13.11 Assignment and Sub-contracting, etc. The Customer shall not, without the prior written consent of the Provider, assign, transfer, novate, charge, sub-contract or deal in any other manner with all or any of its rights or obligations under this Agreement. The Provider may at any time assign, transfer, novate, charge, sub-contract or deal in any other manner with all or any of its rights or obligations under this Agreement. The Customer consents to the Provider subcontracting the provision of services to Microsoft and/or (at the Provider’s discretion) any other third party. Except as otherwise provided by applicable law that may not be excluded by agreement between the parties, Provider shall have no liability to the Customer in the event that services from any such third part fail in any respect.
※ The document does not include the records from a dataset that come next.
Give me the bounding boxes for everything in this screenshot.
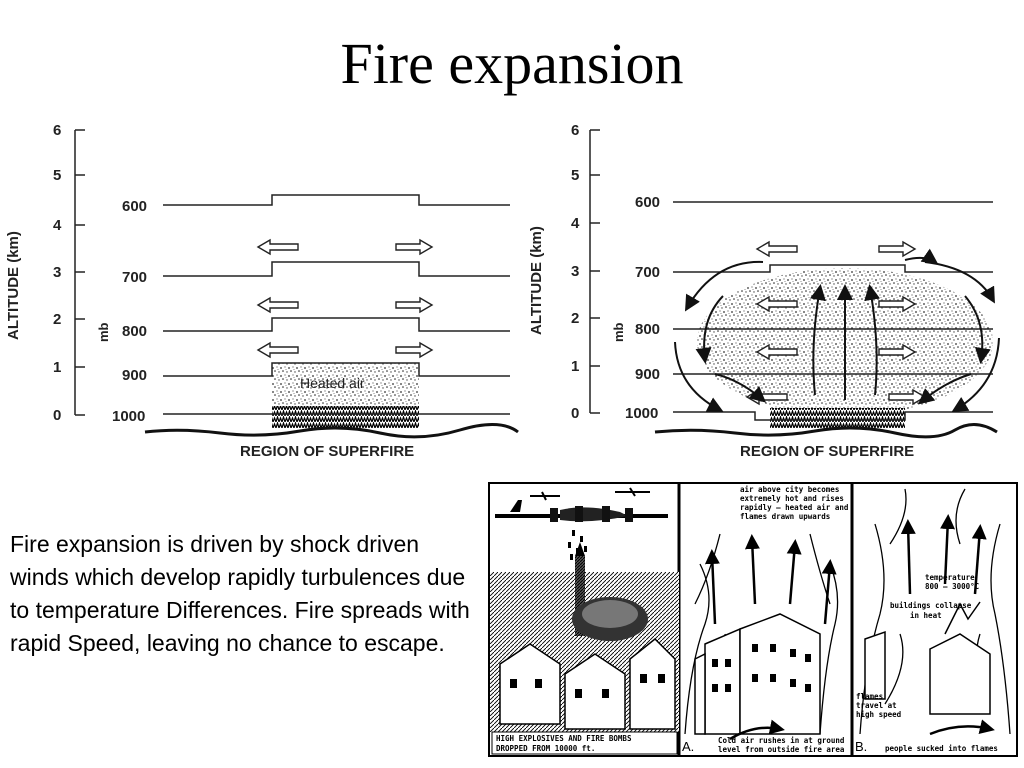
- tick-2: 2: [53, 311, 61, 328]
- pressure-900: 900: [635, 366, 660, 383]
- bombing-caption-line-1: HIGH EXPLOSIVES AND FIRE BOMBS: [496, 734, 632, 743]
- tick-0: 0: [571, 405, 579, 422]
- panel-b-temp-line-1: temperature: [925, 573, 975, 582]
- superfire-developed-diagram: 6 5 4 3 2 1 0 ALTITUDE (km) mb 600 700 8…: [515, 110, 1015, 470]
- pressure-1000: 1000: [112, 408, 145, 425]
- tick-6: 6: [53, 122, 61, 139]
- panel-b-flames-line-3: high speed: [856, 710, 901, 719]
- fire-base: [770, 408, 905, 428]
- pressure-1000: 1000: [625, 405, 658, 422]
- ground-line: [144, 423, 519, 439]
- pressure-unit-label: mb: [96, 322, 111, 342]
- firestorm-illustration: HIGH EXPLOSIVES AND FIRE BOMBS DROPPED F…: [488, 482, 1018, 757]
- altitude-ticks: 6 5 4 3 2 1 0: [571, 122, 600, 422]
- tick-1: 1: [53, 359, 61, 376]
- tick-6: 6: [571, 122, 579, 139]
- tick-5: 5: [53, 167, 61, 184]
- bombing-caption-line-2: DROPPED FROM 10000 ft.: [496, 744, 595, 753]
- slide-title: Fire expansion: [340, 31, 684, 96]
- panel-a-top-line-4: flames drawn upwards: [740, 512, 830, 521]
- region-label: REGION OF SUPERFIRE: [740, 443, 914, 460]
- panel-b-temp-line-2: 800 – 3000°C: [925, 582, 979, 591]
- panel-a-top-line-2: extremely hot and rises: [740, 494, 844, 503]
- panel-a-bottom-line-1: Cold air rushes in at ground: [718, 736, 844, 745]
- panel-b-collapse-line-1: buildings collapse: [890, 601, 972, 610]
- tick-4: 4: [53, 217, 62, 234]
- church-tower: [575, 556, 585, 636]
- collapsing-building: [944, 601, 981, 635]
- panel-b-bottom-caption: people sucked into flames: [885, 744, 998, 753]
- pressure-900: 900: [122, 367, 147, 384]
- outflow-arrows: [256, 238, 434, 359]
- pressure-unit-label: mb: [611, 322, 626, 342]
- pressure-800: 800: [635, 321, 660, 338]
- pressure-600: 600: [122, 198, 147, 215]
- superfire-initial-diagram: 6 5 4 3 2 1 0 ALTITUDE (km) mb 600 700 8…: [0, 110, 530, 470]
- panel-b-letter: B.: [855, 739, 867, 754]
- altitude-axis-label: ALTITUDE (km): [5, 231, 22, 340]
- panel-a: air above city becomes extremely hot and…: [682, 485, 848, 754]
- tick-1: 1: [571, 358, 579, 375]
- heated-air-column: [272, 363, 419, 411]
- panel-a-bottom-line-2: level from outside fire area: [718, 745, 845, 754]
- isobars: [673, 201, 993, 421]
- isobars: [163, 194, 510, 415]
- altitude-ticks: 6 5 4 3 2 1 0: [53, 122, 85, 424]
- fire-base: [272, 406, 419, 428]
- ground-line: [654, 423, 998, 439]
- tick-2: 2: [571, 310, 579, 327]
- pressure-700: 700: [122, 269, 147, 286]
- tick-3: 3: [571, 263, 579, 280]
- tick-5: 5: [571, 167, 579, 184]
- pressure-800: 800: [122, 323, 147, 340]
- panel-a-top-line-1: air above city becomes: [740, 485, 839, 494]
- panel-b-flames-line-1: flames: [856, 692, 883, 701]
- region-label: REGION OF SUPERFIRE: [240, 443, 414, 460]
- panel-b-collapse-line-2: in heat: [910, 611, 942, 620]
- panel-b: B. temperature 800 – 3000°C buildings co…: [855, 488, 1011, 754]
- altitude-axis-label: ALTITUDE (km): [528, 226, 545, 335]
- circulation-arrows: [674, 248, 1000, 413]
- slide-body-text: Fire expansion is driven by shock driven…: [10, 531, 470, 656]
- bombing-panel: HIGH EXPLOSIVES AND FIRE BOMBS DROPPED F…: [490, 487, 679, 755]
- tick-3: 3: [53, 264, 61, 281]
- pressure-600: 600: [635, 194, 660, 211]
- panel-b-flames-line-2: travel at: [856, 701, 897, 710]
- tick-0: 0: [53, 407, 61, 424]
- pressure-700: 700: [635, 264, 660, 281]
- heated-air-label: Heated air: [300, 375, 365, 391]
- panel-a-top-line-3: rapidly — heated air and: [740, 503, 848, 512]
- panel-a-letter: A.: [682, 739, 694, 754]
- bomber-plane: [495, 500, 668, 522]
- tick-4: 4: [571, 215, 580, 232]
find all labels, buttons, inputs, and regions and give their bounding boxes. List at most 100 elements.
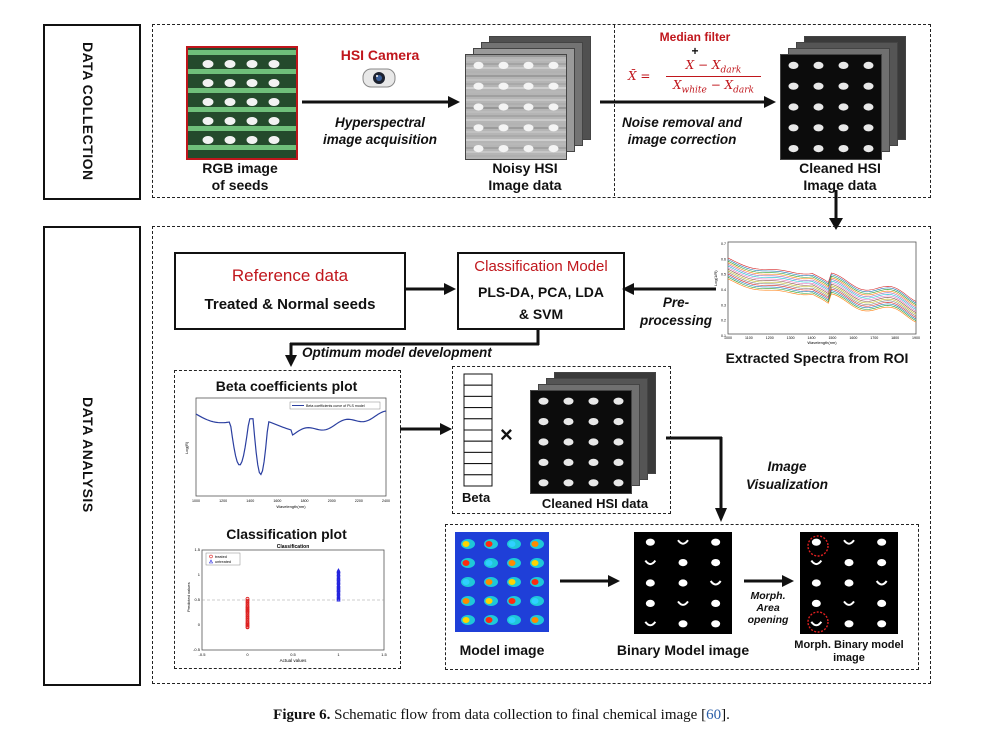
clean-seed (863, 145, 874, 153)
formula-denominator: Xwhite − Xdark (666, 78, 761, 95)
rgb-stripe (188, 126, 296, 131)
beta-legend: Beta coefficients curve of PLS model (306, 404, 365, 408)
beta-xtick: 1400 (246, 499, 254, 503)
morph-line3: opening (747, 614, 789, 626)
model-image (455, 532, 549, 632)
treated-point (245, 618, 250, 622)
camera-icon (361, 66, 397, 92)
noisy-seed (473, 61, 484, 69)
noisy-seed (498, 82, 509, 90)
beta-xtick: 2000 (328, 499, 336, 503)
untreated-point (336, 568, 341, 572)
clean-seed (838, 61, 849, 69)
clean-seed (863, 82, 874, 90)
model-seed-core (508, 560, 516, 566)
clean-seed (613, 438, 624, 446)
spectrum-line (727, 264, 917, 309)
formula-fraction-bar (666, 76, 761, 77)
spectra-label: Extracted Spectra from ROI (725, 350, 909, 366)
figure-number: Figure 6. (273, 707, 331, 723)
treated-point (245, 607, 250, 611)
rgb-seed (224, 79, 236, 87)
class-xtick: -0.5 (199, 652, 207, 657)
noisy-seed (523, 145, 534, 153)
spectra-xtick: 1000 (724, 336, 732, 340)
noise-stripe (466, 75, 566, 77)
spectrum-line (727, 272, 917, 317)
cleaned-hsi-stack-2 (530, 372, 660, 494)
noisy-label-line2: Image data (488, 177, 562, 193)
model-seed-core (508, 598, 516, 604)
morph-seed (877, 559, 887, 567)
spectrum-line (727, 270, 917, 315)
untreated-point (336, 575, 341, 580)
rgb-seed (268, 79, 280, 87)
noisy-seed (498, 61, 509, 69)
clean-seed (863, 103, 874, 111)
plots-panel (174, 370, 401, 669)
panel-divider (614, 25, 615, 196)
beta-to-multiply-arrow (400, 422, 454, 441)
visualization-line1: Image (767, 459, 807, 474)
spectrum-line (727, 276, 917, 321)
binary-seed (711, 538, 721, 546)
morph-seed (877, 599, 887, 607)
untreated-point (336, 572, 341, 577)
classification-title: Classification Model (474, 258, 608, 275)
class-xtick: 1 (337, 652, 340, 657)
optimum-label: Optimum model development (302, 345, 492, 360)
morph-seed (877, 620, 887, 628)
model-seed-core (531, 541, 539, 547)
noisy-hsi-stack (465, 36, 593, 160)
cleaned2-layer-front (530, 390, 632, 494)
noise-stripe (466, 87, 566, 89)
binary-image-label: Binary Model image (616, 642, 750, 658)
morph-line1: Morph. (750, 590, 786, 602)
treated-point (245, 620, 250, 624)
class-ytick: 1.5 (194, 547, 200, 552)
noisy-seed (473, 82, 484, 90)
spectrum-line (727, 268, 917, 313)
morph-seed (877, 538, 887, 546)
clean-seed (813, 82, 824, 90)
model-seed-core (485, 579, 493, 585)
noise-stripe (466, 99, 566, 101)
clean-seed (613, 458, 624, 466)
beta-xtick: 1200 (219, 499, 227, 503)
highlight-circle-bottom (807, 611, 829, 633)
spectrum-line (727, 260, 917, 305)
noisy-label-line1: Noisy HSI (492, 160, 558, 176)
model-image-label: Model image (459, 642, 545, 658)
morph-binary-label: Morph. Binary model image (786, 639, 912, 665)
untreated-point (336, 596, 341, 601)
spectrum-line (727, 265, 917, 310)
noise-stripe (466, 63, 566, 65)
spectrum-line (727, 278, 917, 323)
untreated-point (336, 590, 341, 595)
formula-den-mid: − X (706, 78, 734, 92)
noise-stripe (466, 55, 566, 57)
output-panel (445, 524, 919, 670)
untreated-point (336, 569, 341, 574)
model-seed-core (508, 617, 516, 623)
formula-num-sub: dark (720, 65, 742, 76)
beta-cell (463, 451, 493, 465)
model-seed-core (531, 579, 539, 585)
noise-label: Noise removal and image correction (612, 114, 752, 148)
binary-to-morph-arrow (744, 574, 796, 593)
beta-xtick: 2400 (382, 499, 390, 503)
beta-xtick: 1000 (192, 499, 200, 503)
beta-cell (463, 429, 493, 442)
beta-label: Beta (462, 490, 491, 505)
morph-seed (875, 580, 888, 586)
noisy-seed (548, 103, 559, 111)
rgb-seed (246, 136, 258, 144)
data-collection-label: DATA COLLECTION (80, 41, 96, 181)
noise-stripe (466, 107, 566, 109)
noisy-seed (473, 103, 484, 111)
binary-seed (678, 579, 688, 587)
citation-link[interactable]: 60 (706, 707, 722, 723)
untreated-point (336, 595, 341, 600)
rgb-seed (202, 60, 214, 68)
13.12 Relationship Between the Parties. Nothing in this Agreement is intended to or shall operate to create a partnership between the Parties, or authorise either Party to act as agent for the other, and neither Party shall have any authority to act in the name or on behalf of the other Party or otherwise to bind or incur any liability of that other Party in any way.
13.13 Third Party Beneficiaries. Nothing in this Agreement will be construed (pursuant to the Contracts (Rights of Third Parties) Act 1999 or otherwise) to confer any rights on any Affiliate of the Customer or any other person who is not a Party (or such Party’s permitted successor) except for the Provider Parties which are intended third party beneficiaries of this Agreement.
13.14 Governing Law, Jurisdiction, etc. This Agreement and any disputes or claims arising out of or in connection with it or its subject matter or formation (including non-contractual disputes or claims) are governed by and construed in accordance with the law of England. The parties irrevocably agree that the courts of England have exclusive jurisdiction to settle any dispute or claim that arises out of or in connection with this Agreement or its subject matter or formation (including non-contractual disputes or claims). Nothing in this Agreement will prevent either party from applying to the courts of any other country for injunctive or other interim relief or for enforcement purposes of any English judgment.
PART I – ATTRIBUTION AND DISSEMINATION REQUIREMENTS
In all reports and other communications created by the Customer and distributed, shown or otherwise made available to potential and/or existing clients of the Customer or to any other third party, the Customer will include the text set out in the Attribution and Dissemination Requirements to appear prominently, clearly and legibly on the covering page of the report or communication concerned. The current version of the text is set out below. The Provider may change these requirements, and the Website, from time to time.
“Source: Clarkson Research Services Limited (“Clarksons Research”). © Clarksons Research . All rights in and to Clarksons Research services, information and data (“Information”) are reserved to and owned by Clarksons Research. Clarksons Research, its group companies and licensors accept no liability for any errors or omissions in any Information or for any loss or damage howsoever arising. No party may rely on any Information contained in this communication. Please also see the disclaimer at https://www.clarksons.net/Portal/disclaimer, which also applies. No further distribution of any Information is permitted without Clarksons Research’s prior written consent. Clarksons Research does not promote, sponsor or endorse the content of this communication.”
PART II – EMAIL COMMUNICATIONS
In relation to the Service, we will send you email messages from time to time regarding your subscription, website improvements, intelligence available on the website, general administrative information and notices about your renewal.